Motoring News Roundup - In a week when Tiger Woods is under investigation for ramming a tree, a German motorist who had just seen the latest Harry Potter movie mistook an underground train tunnel for a road and drove 200 metres along the tracks before realizing what he had done, we turn to the following driver story of the week - Police 'Tase' Great-Grandma - According to the BBC great-grandma Kathryn Winkfein was stopped by deputy sheriff Chris Bieze for driving at 60mph in a 45mph zone in her white pick-up while shopping in Austin, Texas. She resisted arrest and became argumentative. A police video then shows Mr Bieze push Mrs Winkfein before pointing the taser gun at her. ‘If you don't step back, you're going to get tased,’ Mr Bieze said. ‘Go ahead, tase me. I dare you,’ she replied. He did, and the video shows Mrs Winkfein hitting the ground and moaning in pain. This is what gets Americans a bad name, great-grandmas who speed whilst out shopping. Your Ear congratulates the Texas constabulary and their 'zero tolerance' policy to stamp out such anti-social behaviour. This is how the west was won.

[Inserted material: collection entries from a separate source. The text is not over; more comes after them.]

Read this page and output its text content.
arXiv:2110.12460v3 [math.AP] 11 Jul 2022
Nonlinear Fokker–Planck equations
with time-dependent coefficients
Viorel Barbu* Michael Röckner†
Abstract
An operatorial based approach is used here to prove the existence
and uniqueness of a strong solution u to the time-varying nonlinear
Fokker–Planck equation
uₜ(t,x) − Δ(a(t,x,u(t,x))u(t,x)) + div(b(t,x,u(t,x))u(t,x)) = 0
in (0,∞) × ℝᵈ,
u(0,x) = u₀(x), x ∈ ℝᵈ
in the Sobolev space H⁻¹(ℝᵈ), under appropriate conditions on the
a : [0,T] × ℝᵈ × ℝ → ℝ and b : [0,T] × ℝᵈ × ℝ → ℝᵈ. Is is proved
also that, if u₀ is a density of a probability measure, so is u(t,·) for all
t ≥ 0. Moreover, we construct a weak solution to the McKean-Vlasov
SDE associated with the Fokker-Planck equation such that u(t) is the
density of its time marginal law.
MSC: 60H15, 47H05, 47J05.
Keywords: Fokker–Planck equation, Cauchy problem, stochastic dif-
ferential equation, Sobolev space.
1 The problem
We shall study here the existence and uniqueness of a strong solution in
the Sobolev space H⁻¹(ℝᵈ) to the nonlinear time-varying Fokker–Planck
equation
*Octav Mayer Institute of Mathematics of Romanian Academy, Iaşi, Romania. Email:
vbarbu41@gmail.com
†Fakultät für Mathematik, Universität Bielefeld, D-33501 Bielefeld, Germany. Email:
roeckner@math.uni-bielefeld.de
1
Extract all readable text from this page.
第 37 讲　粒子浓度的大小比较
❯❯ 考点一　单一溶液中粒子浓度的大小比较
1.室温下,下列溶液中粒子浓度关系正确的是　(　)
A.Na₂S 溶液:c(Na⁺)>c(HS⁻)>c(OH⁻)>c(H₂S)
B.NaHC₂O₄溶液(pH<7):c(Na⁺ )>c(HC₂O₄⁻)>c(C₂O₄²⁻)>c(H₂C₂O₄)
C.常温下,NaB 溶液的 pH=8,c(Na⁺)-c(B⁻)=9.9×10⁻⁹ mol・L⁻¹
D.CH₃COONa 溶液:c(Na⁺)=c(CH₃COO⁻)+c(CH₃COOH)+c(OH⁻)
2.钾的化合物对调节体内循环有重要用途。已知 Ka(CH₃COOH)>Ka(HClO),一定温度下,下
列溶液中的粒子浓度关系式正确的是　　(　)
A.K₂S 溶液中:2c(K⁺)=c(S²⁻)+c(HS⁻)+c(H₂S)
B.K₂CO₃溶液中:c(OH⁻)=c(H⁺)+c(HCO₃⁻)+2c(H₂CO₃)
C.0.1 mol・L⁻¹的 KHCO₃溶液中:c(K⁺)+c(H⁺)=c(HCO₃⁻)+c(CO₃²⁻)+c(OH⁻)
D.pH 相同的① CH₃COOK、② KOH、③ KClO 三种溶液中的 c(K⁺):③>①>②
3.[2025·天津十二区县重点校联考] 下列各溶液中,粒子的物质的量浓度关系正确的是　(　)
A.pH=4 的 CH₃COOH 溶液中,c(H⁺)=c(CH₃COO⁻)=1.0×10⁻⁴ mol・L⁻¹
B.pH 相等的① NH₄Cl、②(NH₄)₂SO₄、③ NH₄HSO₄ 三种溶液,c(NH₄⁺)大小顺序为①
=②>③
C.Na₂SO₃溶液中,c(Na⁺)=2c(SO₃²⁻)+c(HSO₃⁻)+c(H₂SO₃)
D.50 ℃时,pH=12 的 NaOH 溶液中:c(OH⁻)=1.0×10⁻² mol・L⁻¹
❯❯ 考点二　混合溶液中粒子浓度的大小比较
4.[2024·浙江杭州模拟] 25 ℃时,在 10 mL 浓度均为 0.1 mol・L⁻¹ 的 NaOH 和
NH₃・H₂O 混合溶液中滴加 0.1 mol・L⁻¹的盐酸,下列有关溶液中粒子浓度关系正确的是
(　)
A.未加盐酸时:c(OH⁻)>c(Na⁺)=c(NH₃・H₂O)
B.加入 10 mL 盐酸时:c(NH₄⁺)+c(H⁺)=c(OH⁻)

Story of the Week (to keep us in perspective) - Vatican Grooves - Pop Pope - The Vatican reacted swiftly to last week’s report (Japan’s PM In Chart Bid), with news that ‘top of the popes’ Benedict XVI could be the big banana in music this Christmas through recordings of his speeches and songs set to original classical music compositions. The music’s three composers, a British agnostic, an Italian Catholic, and a Moroccan born Muslim, say the album's purpose is to promote a communal, worldwide experience, rather than to spread a Catholic message. Albums by acts like The Priests and Monks have sold well over the years and even if a small percentage of the world’s one billion Catholics buy the CD it will be a massive hit. The album will be released on Geffen Records, which has published work by Guns N' Roses, Aerosmith, Joan Rivers, Manowar (Louder Than Hell), Madness, Death Angel, Gutterboy, The Simpsons, Pariah, Eagles (Hell Freezes Over), Snoop Dog, The Cure, Kardinal Offishall, but not The Damned. Geffen Records boss Colin Barlow told Sky News: ‘The beauty of this is people first hear this and say 'no way'. Then it actually starts to dawn on people that it's a really amazing record. I think people will be really blown away when they listen to it.’ Not literally, Your Ear hopes.

Football Headlines – Shirt-Pulling Solution - ‘Why allow this crazy practice?,’ says top fashion designer. ‘It is sooo silly and unnecessary. I have designed special paper-based clothing. It looks good but tears easily, so when a shirt is grabbed a handful comes away and sticks to the offender’s fingers. The evidence of foul play will be clear for all to see, and as the shirts are disposable they will save on laundry bills. And they are recyclable. Voila!’ Several namby-pamby, whinging clubs are known to be interested. Meanwhile, the FA continues to fail to answer why they appear to condone shirt-pulling as part of the sport. If they wanted to eradicate it they could - players get an automatic yellow for taking their shirts off to celebrate, why not reward a handful of shirt with the same? Ferguson Misquoted – When he said (discussing Pompey’s position in the league a week before the match) ‘that Portsmouth’s all heart and it seems nothing can be odder,’ what he actually said was ‘that Portsmouth’s Paul Hart and his team are nothing but cannon fodder.’

The Ear – all the news that's fit to spout.